Scorpius   The Scorpion
The scorpion was sent by Gaia to battle Orion because she felt the hunter was killing too many animals. When Orion and Scorpius killed each other, Zeus maintained peace in the sky by placing the hunter in the winter and the beast in the summer, so they can never see each other.

Taurus   The Bull
Zeus turned himself into a large white bull and kidnapped Europa. He hid her on the island of Crete where she bore him several children, including King Minos. The constellation commemorates the adventure of Europa's abduction.

Triangulum   The Triangle
Hades gave the island of Sicily to Ceres as compensation after he had abducted her daughter Proserpine as she was gathering flowers. The constellation is shaped liked the island and reminds Ceres the Hades loves Proserpine.

Ursa Major the Greater Bear Ursa Major   The Greater Bear
In the land of Arcadia, Zeus fell in love with the beautiful nymph Callisto. Hera, upon hearing that Callisto had given Zeus a son named Arcas, turned Callisto into a bear. One day Callisto saw her son in the woods and attempted to approach but could only growl. Seeing the bear, Arcas drew his spear and prepared to attack. To protect Callisto, Zeus changed Arcas into a bear also and then placed them both in the northern sky swinging them up by their tails. This is why the tails are so long.

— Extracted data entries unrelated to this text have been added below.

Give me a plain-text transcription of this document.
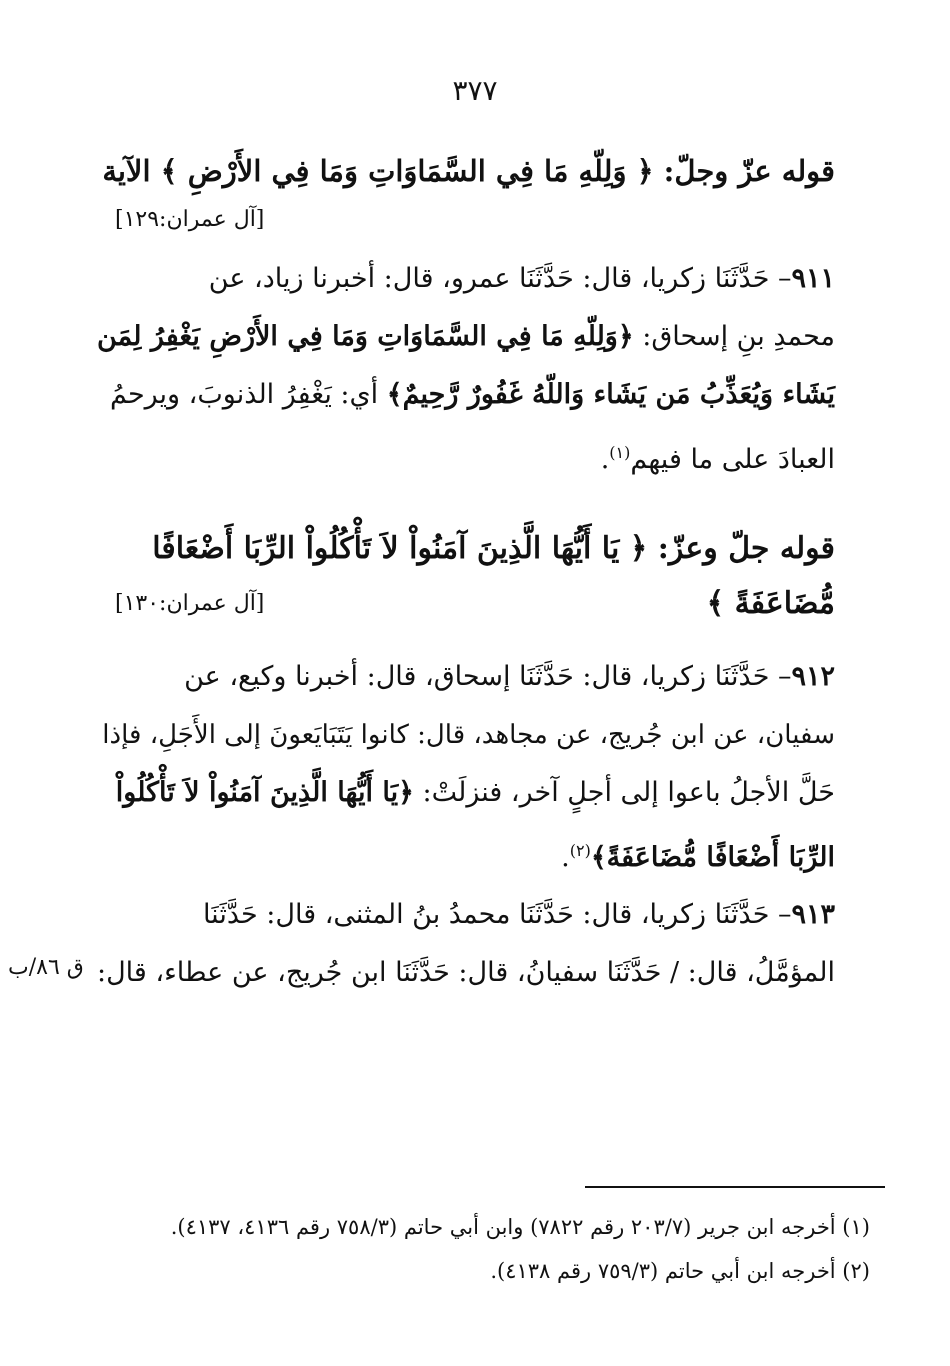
٣٧٧
قوله عزّ وجلّ: ﴿ وَلِلّهِ مَا فِي السَّمَاوَاتِ وَمَا فِي الأَرْضِ ﴾ الآية
[آل عمران:١٢٩]
٩١١– حَدَّثَنَا زكريا، قال: حَدَّثَنَا عمرو، قال: أخبرنا زياد، عن
محمدِ بنِ إسحاق: ﴿وَلِلّهِ مَا فِي السَّمَاوَاتِ وَمَا فِي الأَرْضِ يَغْفِرُ لِمَن
يَشَاء وَيُعَذِّبُ مَن يَشَاء وَاللّهُ غَفُورٌ رَّحِيمٌ﴾ أي: يَغْفِرُ الذنوبَ، ويرحمُ
العبادَ على ما فيهم$^{(١)}$.
قوله جلّ وعزّ: ﴿ يَا أَيُّهَا الَّذِينَ آمَنُواْ لاَ تَأْكُلُواْ الرِّبَا أَضْعَافًا
مُّضَاعَفَةً ﴾
[آل عمران:١٣٠]
٩١٢– حَدَّثَنَا زكريا، قال: حَدَّثَنَا إسحاق، قال: أخبرنا وكيع، عن
سفيان، عن ابن جُريج، عن مجاهد، قال: كانوا يَتَبَايَعونَ إلى الأَجَلِ، فإذا
حَلَّ الأجلُ باعوا إلى أجلٍ آخر، فنزلَتْ: ﴿يَا أَيُّهَا الَّذِينَ آمَنُواْ لاَ تَأْكُلُواْ
الرِّبَا أَضْعَافًا مُّضَاعَفَةً﴾$^{(٢)}$.
٩١٣– حَدَّثَنَا زكريا، قال: حَدَّثَنَا محمدُ بنُ المثنى، قال: حَدَّثَنَا
المؤمَّلُ، قال: / حَدَّثَنَا سفيانُ، قال: حَدَّثَنَا ابن جُريج، عن عطاء، قال:
ق ٨٦/ب
(١) أخرجه ابن جرير (٢٠٣/٧ رقم ٧٨٢٢) وابن أبي حاتم (٧٥٨/٣ رقم ٤١٣٦، ٤١٣٧).
(٢) أخرجه ابن أبي حاتم (٧٥٩/٣ رقم ٤١٣٨).
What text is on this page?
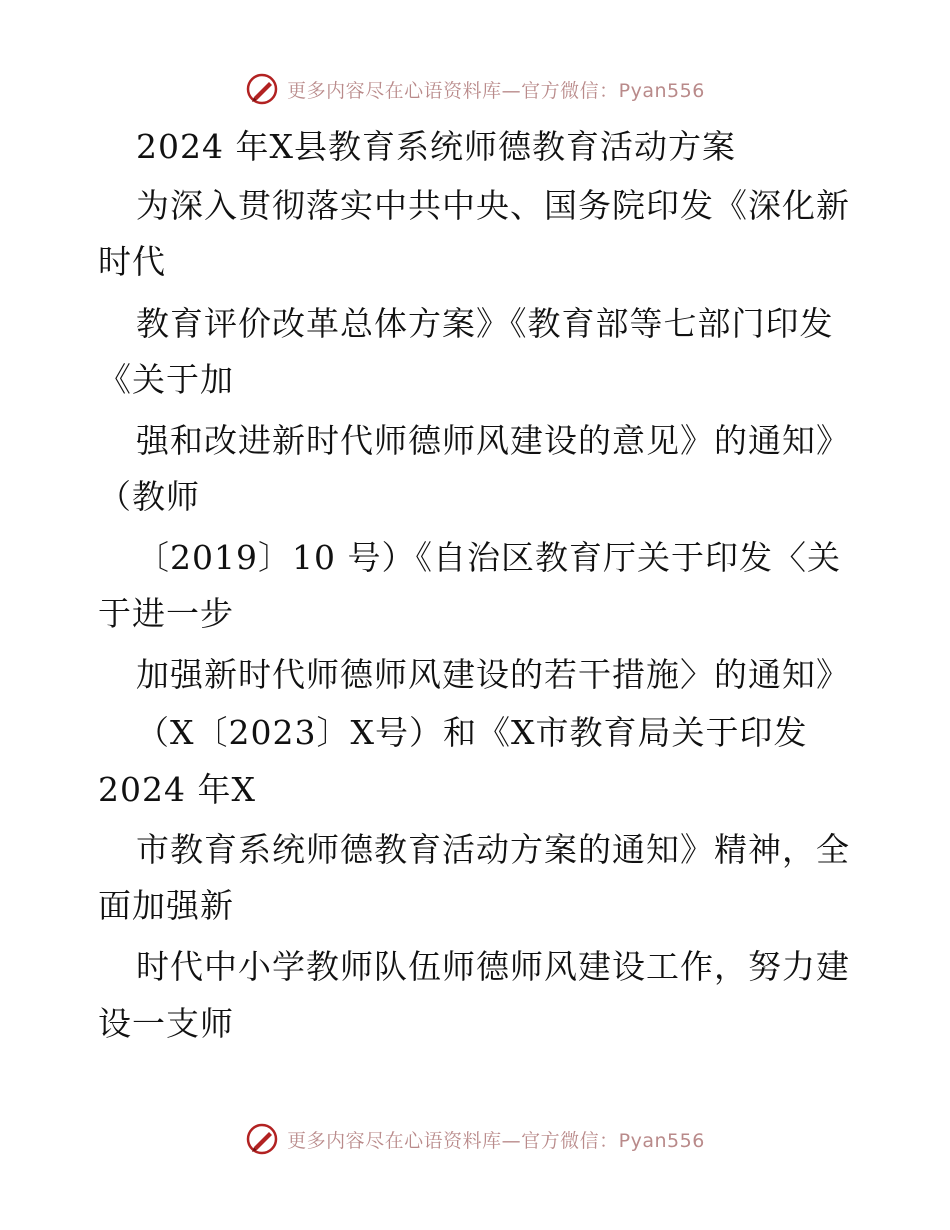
更多内容尽在心语资料库—官方微信：Pyan556
2024 年X县教育系统师德教育活动方案
为深入贯彻落实中共中央、国务院印发《深化新
时代
教育评价改革总体方案》《教育部等七部门印发
《关于加
强和改进新时代师德师风建设的意见》的通知》
（教师
〔2019〕10 号）《自治区教育厅关于印发〈关
于进一步
加强新时代师德师风建设的若干措施〉的通知》
（X〔2023〕X号）和《X市教育局关于印发
2024 年X
市教育系统师德教育活动方案的通知》精神，全
面加强新
时代中小学教师队伍师德师风建设工作，努力建
设一支师
更多内容尽在心语资料库—官方微信：Pyan556
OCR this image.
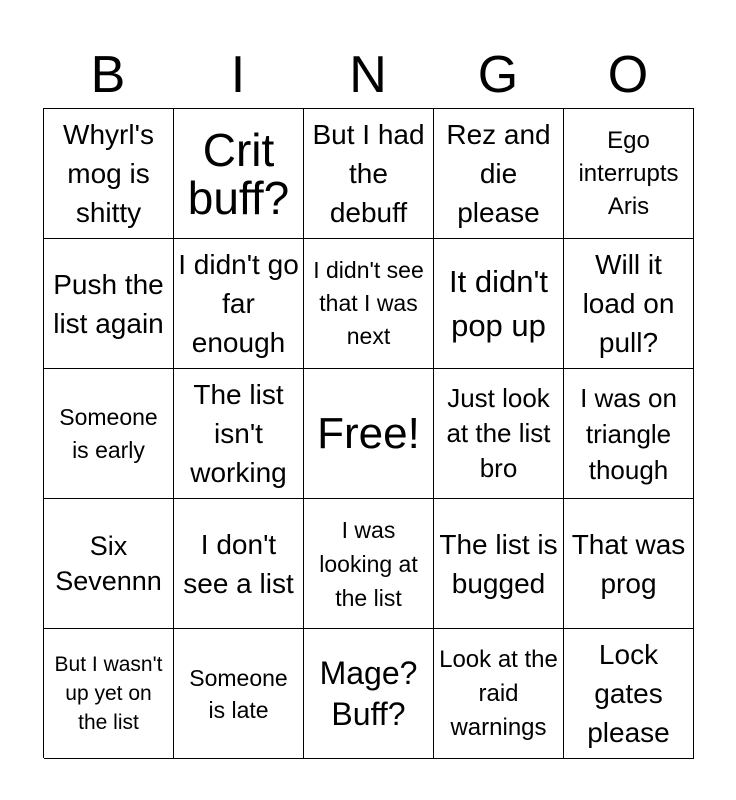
B	I	N	G	O
Whyrl's mog is shitty
Crit buff?
But I had the debuff
Rez and die please
Ego interrupts Aris
Push the list again
I didn't go far enough
I didn't see that I was next
It didn't pop up
Will it load on pull?
Someone is early
The list isn't working
Free!
Just look at the list bro
I was on triangle though
Six Sevennn
I don't see a list
I was looking at the list
The list is bugged
That was prog
But I wasn't up yet on the list
Someone is late
Mage? Buff?
Look at the raid warnings
Lock gates please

Ursa Minor   The Lesser Bear
Arcas was about to kill his own mother, Callisto, who was transformed into a bear by Hera. Tragedy was avoided when he was also transformed into a bear, by Zeus, who then placed mother and son in the sky.

Virgo   The Young Maiden
The maiden is Demeter (aka Ceres), goddess of crops, vegetation, fertility, and harvest. Her daughter, Persephone, was kidnapped by Hades as she gathered flowers. Demeter retaliated by stopping the growth of all green plants. Zeus appointed the goddess Hecate to arbitrate a solution. Hecate ruled that if Core had not eaten any food while in the realm of the dead, she must be returned to her mother. Unfortunately Persephone had eaten some pomegranate seeds. Demeter persisted with the suspension of plant growth until Zeus interfered again. He ordered that Persphone stay with Hades for only three months per year and the rest of the year she could spend with her mother. During the three months with Hades, the growth of plants is suspended which is winter. The appearance of the constellation in the spring signals the return of Persephone to Demeter and the new growth of crops.